Indeed, a small clique criticising its media outlet for not giving it enough positive attention doesn’t really reflect well on the Union at all, especially as their brief year-long office gives little other opportunity for performance to be judged and monitored other than via the Scene and other media.  But it is now clear that SUSU will get their wish, as the incoming editor and Wessex Blog manager have both said that they agree that the Scene has been too critical and will back off this year.  To be fair, they also reserve the right to publish critical articles, but it is feared that if they feel that these need to be balanced then they may be toned down or buried in positive articles to counteract them.  As some comments in this debate suggest, the Scene might head towards becoming more of a SUSU press-release regurgitator than news outlet if it’s not careful:

the Wessex Scene/Blog is not part of the press, it is a union department that emulates the working of a newspaper in order to act as a publicity outlet while giving interested students a chance to get media experience… WS gets an enormous budget, far more than other Societies and clubs, and they should respect the institution that helps them – or raise capital themselves and run independently.– both from the comments section of the original Money Mismanagement article

The moment we are told that the Wessex Scene cannot be a press organization and report freely (while impartiallly[sic]) is the moment when the paper dies. At this point, a multitude of replacement sites and papers would promptly get set up independent of the Union. It is an insult to buddying [sic] journalists to tell them they cannot report as a journalist would. – Chris Houghton, Blog Manager (with our emphasis added)

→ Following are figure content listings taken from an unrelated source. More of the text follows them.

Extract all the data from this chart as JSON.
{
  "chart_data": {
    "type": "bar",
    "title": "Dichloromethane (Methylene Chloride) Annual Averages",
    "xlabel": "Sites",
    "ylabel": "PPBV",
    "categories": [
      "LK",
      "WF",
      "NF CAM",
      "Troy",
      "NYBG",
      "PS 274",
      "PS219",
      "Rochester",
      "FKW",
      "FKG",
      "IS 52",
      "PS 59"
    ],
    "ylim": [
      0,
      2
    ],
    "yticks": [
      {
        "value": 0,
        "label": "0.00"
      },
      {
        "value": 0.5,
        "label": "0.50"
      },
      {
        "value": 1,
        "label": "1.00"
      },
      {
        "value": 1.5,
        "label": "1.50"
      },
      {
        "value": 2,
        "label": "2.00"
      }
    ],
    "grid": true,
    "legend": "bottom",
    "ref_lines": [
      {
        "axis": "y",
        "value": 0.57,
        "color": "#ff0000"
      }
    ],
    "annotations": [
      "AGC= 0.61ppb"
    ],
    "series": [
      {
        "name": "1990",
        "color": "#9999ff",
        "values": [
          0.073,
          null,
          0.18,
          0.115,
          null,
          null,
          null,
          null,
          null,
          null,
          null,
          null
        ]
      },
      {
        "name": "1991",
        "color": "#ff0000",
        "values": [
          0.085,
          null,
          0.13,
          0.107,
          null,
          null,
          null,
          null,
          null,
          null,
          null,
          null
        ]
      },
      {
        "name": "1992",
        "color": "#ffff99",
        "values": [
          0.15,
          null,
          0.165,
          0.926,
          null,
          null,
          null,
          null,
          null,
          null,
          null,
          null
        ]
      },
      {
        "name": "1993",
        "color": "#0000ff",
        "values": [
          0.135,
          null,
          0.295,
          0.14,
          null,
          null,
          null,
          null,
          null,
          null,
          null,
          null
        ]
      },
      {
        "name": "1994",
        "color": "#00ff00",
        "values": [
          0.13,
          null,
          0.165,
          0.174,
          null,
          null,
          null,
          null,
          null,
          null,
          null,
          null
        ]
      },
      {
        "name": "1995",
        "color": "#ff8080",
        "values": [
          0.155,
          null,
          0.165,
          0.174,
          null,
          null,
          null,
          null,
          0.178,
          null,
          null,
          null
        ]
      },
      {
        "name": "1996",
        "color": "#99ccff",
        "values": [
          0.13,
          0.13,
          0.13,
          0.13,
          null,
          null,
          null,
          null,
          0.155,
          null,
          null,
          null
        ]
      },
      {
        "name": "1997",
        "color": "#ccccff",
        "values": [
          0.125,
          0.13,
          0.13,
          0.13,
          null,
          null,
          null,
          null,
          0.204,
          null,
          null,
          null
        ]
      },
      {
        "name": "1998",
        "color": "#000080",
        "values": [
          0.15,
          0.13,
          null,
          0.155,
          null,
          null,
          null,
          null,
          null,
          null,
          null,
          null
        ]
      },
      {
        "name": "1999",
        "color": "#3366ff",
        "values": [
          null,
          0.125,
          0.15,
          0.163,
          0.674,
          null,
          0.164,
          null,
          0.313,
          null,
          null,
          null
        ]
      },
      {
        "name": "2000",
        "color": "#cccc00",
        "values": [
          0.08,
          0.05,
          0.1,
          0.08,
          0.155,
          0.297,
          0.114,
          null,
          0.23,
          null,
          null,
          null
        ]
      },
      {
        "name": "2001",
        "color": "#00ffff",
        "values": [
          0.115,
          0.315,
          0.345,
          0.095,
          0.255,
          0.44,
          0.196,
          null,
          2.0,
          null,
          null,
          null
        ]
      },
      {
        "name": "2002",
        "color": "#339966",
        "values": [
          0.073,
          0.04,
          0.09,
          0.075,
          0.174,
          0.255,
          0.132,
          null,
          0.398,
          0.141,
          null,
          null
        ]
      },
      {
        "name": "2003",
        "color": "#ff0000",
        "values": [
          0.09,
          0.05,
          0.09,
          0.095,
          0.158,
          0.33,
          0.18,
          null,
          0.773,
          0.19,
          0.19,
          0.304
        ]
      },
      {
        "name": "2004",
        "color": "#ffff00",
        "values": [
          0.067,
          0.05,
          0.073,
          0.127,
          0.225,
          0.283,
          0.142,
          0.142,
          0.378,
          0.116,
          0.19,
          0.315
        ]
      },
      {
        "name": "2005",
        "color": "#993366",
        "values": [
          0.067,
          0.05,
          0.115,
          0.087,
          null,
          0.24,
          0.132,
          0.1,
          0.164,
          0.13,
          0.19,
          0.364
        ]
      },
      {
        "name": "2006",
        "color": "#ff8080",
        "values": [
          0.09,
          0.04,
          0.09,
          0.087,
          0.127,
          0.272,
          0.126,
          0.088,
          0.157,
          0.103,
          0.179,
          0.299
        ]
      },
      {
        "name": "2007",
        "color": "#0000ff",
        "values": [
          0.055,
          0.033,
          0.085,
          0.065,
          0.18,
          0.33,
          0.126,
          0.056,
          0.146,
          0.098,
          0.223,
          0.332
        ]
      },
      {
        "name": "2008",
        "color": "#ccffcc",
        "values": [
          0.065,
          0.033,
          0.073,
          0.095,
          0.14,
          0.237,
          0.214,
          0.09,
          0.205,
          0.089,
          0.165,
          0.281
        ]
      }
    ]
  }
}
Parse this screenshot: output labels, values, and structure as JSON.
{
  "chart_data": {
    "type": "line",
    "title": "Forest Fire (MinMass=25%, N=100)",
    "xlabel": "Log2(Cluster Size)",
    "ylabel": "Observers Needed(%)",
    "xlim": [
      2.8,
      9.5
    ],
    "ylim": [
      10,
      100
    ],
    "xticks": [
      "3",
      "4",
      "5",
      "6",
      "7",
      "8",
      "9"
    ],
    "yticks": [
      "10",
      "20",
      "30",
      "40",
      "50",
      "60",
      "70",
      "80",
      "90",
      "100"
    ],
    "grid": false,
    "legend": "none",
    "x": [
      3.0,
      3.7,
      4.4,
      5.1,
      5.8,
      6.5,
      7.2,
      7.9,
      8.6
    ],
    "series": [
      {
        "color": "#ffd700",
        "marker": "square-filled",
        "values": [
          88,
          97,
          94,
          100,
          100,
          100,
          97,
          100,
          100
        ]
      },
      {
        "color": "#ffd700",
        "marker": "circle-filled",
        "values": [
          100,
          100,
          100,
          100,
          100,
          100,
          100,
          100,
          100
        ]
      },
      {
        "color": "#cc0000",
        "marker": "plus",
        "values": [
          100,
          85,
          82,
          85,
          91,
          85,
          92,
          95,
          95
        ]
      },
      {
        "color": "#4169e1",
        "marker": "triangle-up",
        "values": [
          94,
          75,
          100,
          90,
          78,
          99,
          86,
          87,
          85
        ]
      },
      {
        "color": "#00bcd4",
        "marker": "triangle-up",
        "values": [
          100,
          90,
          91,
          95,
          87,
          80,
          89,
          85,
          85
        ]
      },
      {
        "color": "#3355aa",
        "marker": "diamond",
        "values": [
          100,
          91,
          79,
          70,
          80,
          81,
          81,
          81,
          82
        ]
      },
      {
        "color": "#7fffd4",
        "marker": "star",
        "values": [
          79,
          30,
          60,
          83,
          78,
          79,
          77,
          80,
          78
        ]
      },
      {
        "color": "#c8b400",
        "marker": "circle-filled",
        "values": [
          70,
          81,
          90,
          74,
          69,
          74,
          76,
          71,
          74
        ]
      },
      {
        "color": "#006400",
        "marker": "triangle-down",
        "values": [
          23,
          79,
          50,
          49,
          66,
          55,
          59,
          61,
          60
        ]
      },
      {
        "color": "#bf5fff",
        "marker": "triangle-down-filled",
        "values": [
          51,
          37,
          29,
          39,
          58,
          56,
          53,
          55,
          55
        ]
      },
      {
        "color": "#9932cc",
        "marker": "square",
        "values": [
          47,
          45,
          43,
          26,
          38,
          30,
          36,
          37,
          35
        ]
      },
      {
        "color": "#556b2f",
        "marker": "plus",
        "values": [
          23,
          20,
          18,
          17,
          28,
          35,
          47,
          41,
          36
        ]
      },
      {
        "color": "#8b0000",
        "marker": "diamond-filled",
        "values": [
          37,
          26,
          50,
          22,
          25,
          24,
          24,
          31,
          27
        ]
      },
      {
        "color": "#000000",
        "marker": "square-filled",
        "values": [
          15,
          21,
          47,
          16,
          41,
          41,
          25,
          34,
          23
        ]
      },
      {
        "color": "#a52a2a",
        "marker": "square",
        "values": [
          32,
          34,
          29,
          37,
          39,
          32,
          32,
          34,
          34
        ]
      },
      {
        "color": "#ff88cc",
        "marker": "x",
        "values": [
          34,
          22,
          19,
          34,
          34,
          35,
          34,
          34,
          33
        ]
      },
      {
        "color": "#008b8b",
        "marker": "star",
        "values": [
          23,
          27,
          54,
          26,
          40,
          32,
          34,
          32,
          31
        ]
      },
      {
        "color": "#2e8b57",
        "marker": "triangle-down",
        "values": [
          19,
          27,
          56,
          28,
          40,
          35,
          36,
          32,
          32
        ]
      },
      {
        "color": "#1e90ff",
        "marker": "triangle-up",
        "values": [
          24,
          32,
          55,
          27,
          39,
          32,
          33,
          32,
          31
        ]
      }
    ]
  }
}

And that’s where we come in.  As a volunteer-run media outlet independent of the Union we don’t have to suck up to a boss further up, or please an organisation we’re part of by having to deliver as much good news or more as bad.  We’ll report the Union’s cock-ups as extensively as before – and to be fair, we’ll also write about good things too when they come up (if newsworthy of course, though).  But students can trust us not to be a press-release regurgitator.   We also promise not to regurgitate University or other press releases either, or rewrite Daily Echo articles for that matter, which we’ve seen plenty of on the Wessex Blog too.  Perhaps with our competition we can help convince the Scene through readership figures to resist being merely a media wing of SUSU, but if they don’t, then students know where to come to not have to sift through press-releases if they want their news to cut through the b***s***.

We’d also like to extend an offer to Scene/Blog writers:  If your articles are cut down or denied publishing for internal political reasons, then we’d like to hear from you and for you to submit them to us too.  Obviously they’ll have to be decent and fact-based, but we’d be happy to host your writing if SUSU stifles you too much.  Email us at thedolphinsblowhole@riseup.net of you’d like to talk about it.  (And if you’re not a writer for anyone but would like to give it a go, we’d be glad to see your writing submitted too!)

So, student reader, if you’re after news and media that isn’t stifled by an owner and is instead generated by your friendly local alternative media co-operative, then feel free to make The Blowhole your home.  And to SUSU: do what you will to the Scene, but we’ll take up the slack.